A CAVC Station will be made up of five divisions: Operational support and specialists; communications and intelligence; guardians; search and rescue; and first aid and welfare. The divisions are for training purposes with the expectation that unless the station is on an independent exercise or operation where all members are involved, operational units will be made up of composite 'Community Emergency Response Teams'. This structure is loosely based on the original UK Civil Defense Corps.

Before specializing, volunteers will go through two levels of training. Stage one - basic training - is an introduction to the Corps, some base line skills, and a starter in discipline and team building. Stage two - search and rescue basics (SaRBs) - is an introduction to skills such as incident management, first aid and communication skills.

The reason behind the two stages is to ensure that all volunteers have a full awareness of what is required in a situation and be able to assist within their community.
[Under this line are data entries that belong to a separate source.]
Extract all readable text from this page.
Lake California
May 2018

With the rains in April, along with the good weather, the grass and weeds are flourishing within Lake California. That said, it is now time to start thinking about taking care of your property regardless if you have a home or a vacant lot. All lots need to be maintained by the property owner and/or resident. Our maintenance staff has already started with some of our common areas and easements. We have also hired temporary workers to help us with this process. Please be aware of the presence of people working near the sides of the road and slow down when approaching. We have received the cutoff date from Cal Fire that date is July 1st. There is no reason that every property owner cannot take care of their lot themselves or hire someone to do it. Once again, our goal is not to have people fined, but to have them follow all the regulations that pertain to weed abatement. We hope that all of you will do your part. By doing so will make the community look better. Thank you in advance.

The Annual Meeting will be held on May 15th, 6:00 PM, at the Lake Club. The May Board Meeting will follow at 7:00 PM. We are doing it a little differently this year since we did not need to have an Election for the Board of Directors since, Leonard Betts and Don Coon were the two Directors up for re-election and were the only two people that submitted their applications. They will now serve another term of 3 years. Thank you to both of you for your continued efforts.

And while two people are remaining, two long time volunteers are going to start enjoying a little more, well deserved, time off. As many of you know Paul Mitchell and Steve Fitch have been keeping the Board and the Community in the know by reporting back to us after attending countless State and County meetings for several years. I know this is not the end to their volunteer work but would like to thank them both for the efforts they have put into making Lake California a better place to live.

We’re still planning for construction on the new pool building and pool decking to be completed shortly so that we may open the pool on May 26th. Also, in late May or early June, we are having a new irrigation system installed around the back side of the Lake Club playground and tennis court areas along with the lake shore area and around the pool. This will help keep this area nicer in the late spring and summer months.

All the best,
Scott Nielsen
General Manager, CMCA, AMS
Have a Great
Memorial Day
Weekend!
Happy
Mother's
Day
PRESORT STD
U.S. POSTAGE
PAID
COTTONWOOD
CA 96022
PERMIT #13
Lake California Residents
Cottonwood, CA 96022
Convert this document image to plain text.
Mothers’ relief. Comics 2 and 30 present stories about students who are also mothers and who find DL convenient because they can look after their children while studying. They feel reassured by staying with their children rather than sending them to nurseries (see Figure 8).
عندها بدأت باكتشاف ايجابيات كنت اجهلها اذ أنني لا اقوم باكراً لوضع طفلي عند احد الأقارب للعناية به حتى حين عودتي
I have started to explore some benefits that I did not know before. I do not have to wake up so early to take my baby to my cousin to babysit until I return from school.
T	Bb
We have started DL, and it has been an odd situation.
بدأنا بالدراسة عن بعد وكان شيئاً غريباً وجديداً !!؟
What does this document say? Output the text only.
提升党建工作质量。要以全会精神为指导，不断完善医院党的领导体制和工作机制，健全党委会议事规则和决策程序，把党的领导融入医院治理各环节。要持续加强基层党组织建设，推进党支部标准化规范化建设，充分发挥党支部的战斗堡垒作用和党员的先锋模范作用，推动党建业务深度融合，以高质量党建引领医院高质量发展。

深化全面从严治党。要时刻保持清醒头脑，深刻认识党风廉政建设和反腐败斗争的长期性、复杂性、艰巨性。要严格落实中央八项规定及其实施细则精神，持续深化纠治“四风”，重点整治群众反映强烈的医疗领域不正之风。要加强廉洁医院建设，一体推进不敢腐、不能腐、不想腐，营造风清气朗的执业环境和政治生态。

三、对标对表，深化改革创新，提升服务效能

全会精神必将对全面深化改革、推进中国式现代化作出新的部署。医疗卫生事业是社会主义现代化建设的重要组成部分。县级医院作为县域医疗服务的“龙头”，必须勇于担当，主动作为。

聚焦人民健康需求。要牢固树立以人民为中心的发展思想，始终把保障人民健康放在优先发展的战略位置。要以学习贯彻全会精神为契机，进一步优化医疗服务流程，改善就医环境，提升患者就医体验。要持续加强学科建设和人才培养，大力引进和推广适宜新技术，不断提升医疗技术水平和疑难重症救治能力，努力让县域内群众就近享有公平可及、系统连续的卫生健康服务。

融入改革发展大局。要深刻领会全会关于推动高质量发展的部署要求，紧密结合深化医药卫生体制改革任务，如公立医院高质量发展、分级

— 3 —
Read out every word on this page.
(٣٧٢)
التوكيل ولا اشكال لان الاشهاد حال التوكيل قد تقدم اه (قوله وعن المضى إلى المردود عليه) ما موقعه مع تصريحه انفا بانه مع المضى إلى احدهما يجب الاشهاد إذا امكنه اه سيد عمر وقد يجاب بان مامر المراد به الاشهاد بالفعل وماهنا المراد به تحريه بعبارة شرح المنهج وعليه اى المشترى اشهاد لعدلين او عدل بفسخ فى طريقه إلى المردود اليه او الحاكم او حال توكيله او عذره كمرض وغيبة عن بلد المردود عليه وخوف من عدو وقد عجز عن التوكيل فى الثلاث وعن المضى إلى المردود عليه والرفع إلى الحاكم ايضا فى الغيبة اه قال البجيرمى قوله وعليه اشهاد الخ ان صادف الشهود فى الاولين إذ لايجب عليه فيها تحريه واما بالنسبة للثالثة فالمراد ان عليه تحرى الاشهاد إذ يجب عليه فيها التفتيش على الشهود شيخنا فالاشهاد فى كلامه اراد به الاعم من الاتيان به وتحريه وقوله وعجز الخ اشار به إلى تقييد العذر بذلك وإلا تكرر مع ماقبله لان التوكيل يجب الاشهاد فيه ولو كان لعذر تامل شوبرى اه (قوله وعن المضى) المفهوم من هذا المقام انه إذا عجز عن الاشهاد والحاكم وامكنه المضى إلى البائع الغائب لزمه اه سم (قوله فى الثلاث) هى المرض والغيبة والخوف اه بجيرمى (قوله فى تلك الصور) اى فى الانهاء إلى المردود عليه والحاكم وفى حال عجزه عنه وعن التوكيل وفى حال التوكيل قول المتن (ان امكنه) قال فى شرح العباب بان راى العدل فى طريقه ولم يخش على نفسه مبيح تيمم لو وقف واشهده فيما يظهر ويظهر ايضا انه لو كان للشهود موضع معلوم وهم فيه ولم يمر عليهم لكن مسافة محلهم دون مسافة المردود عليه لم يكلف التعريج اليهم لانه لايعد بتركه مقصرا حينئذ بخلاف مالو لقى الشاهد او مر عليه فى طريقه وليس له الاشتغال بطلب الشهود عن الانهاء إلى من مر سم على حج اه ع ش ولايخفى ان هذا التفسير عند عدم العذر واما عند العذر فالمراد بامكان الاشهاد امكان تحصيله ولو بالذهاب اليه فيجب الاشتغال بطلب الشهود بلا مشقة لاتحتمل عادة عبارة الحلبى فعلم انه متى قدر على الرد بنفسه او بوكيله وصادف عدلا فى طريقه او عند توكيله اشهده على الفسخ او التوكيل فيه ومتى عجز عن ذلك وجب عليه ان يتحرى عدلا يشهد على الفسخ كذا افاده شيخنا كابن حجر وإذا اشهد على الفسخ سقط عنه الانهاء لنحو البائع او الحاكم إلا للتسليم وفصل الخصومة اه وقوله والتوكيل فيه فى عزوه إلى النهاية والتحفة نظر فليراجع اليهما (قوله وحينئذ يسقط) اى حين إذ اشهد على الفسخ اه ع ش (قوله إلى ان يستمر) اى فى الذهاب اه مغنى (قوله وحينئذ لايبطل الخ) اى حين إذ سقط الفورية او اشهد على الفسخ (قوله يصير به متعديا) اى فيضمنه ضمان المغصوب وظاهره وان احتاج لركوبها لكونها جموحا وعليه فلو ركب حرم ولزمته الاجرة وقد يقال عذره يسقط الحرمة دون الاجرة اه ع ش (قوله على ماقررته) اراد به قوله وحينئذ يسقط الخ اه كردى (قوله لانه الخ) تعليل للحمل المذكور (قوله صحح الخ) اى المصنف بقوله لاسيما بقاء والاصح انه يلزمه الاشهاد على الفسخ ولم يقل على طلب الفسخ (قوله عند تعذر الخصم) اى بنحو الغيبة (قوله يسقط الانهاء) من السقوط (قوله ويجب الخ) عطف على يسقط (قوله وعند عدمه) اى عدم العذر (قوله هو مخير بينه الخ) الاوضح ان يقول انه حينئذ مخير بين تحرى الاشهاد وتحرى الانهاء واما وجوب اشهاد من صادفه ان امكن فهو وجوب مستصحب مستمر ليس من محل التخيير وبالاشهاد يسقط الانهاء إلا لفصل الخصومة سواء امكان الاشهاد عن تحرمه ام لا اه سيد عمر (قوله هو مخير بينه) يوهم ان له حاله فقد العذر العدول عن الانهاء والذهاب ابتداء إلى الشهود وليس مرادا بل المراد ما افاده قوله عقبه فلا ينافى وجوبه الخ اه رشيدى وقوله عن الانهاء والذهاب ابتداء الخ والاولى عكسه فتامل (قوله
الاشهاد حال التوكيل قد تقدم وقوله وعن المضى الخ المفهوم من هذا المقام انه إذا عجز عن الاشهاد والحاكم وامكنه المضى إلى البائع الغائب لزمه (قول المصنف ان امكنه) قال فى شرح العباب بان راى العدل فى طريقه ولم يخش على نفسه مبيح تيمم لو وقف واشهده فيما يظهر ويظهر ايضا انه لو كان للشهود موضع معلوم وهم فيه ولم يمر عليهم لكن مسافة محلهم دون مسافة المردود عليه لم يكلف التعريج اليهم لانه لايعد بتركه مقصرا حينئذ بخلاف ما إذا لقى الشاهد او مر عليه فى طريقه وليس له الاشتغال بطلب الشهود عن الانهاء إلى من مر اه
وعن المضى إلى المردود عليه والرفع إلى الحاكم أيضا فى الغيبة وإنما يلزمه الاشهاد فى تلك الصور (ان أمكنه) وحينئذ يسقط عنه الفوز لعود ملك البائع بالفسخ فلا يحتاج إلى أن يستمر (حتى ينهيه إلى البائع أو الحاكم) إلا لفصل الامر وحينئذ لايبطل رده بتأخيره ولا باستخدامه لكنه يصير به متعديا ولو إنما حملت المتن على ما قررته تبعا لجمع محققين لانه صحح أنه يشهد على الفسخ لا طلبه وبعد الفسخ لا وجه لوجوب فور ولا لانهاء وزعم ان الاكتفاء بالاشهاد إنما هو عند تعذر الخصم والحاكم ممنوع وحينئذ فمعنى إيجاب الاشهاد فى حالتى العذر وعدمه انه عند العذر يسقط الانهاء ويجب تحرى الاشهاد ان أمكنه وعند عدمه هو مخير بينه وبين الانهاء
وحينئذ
Although the JCAC has some expertise on board, specialist training will be developed as suitable people are recruited with the appropriate credentials or experience.

As a charity, the JCAC's funding comes from subscriptions, grants and donations; it is also looking into creative and commercial ideas for self-funding. Currently, all members are volunteers; government funding would be extremely helpful.

As with all voluntary organizations that aim to provide support during emergencies, it is the ability of members to attend when needed that is going to be the problem. It will take an Act of Parliament to safeguard volunteers, enabling them to be called when needed from work without risk to their jobs or discrimination within the work place.

The responses would be to substantial events, such as mass casualty disasters, factory fires, and large-scale flooding incidents, where the professionals will need realistic support to take the pressure off them to give them the room to maneuver. To achieve such legislation the professional will have to stand side by side with the voluntary organizations.

The Order of Saint Lazarus, by means of an initiative by US Grand Priory General Secretary Dame Karen Cantrell DCLJ CMLJ, donated USD 300 to this worthy institution.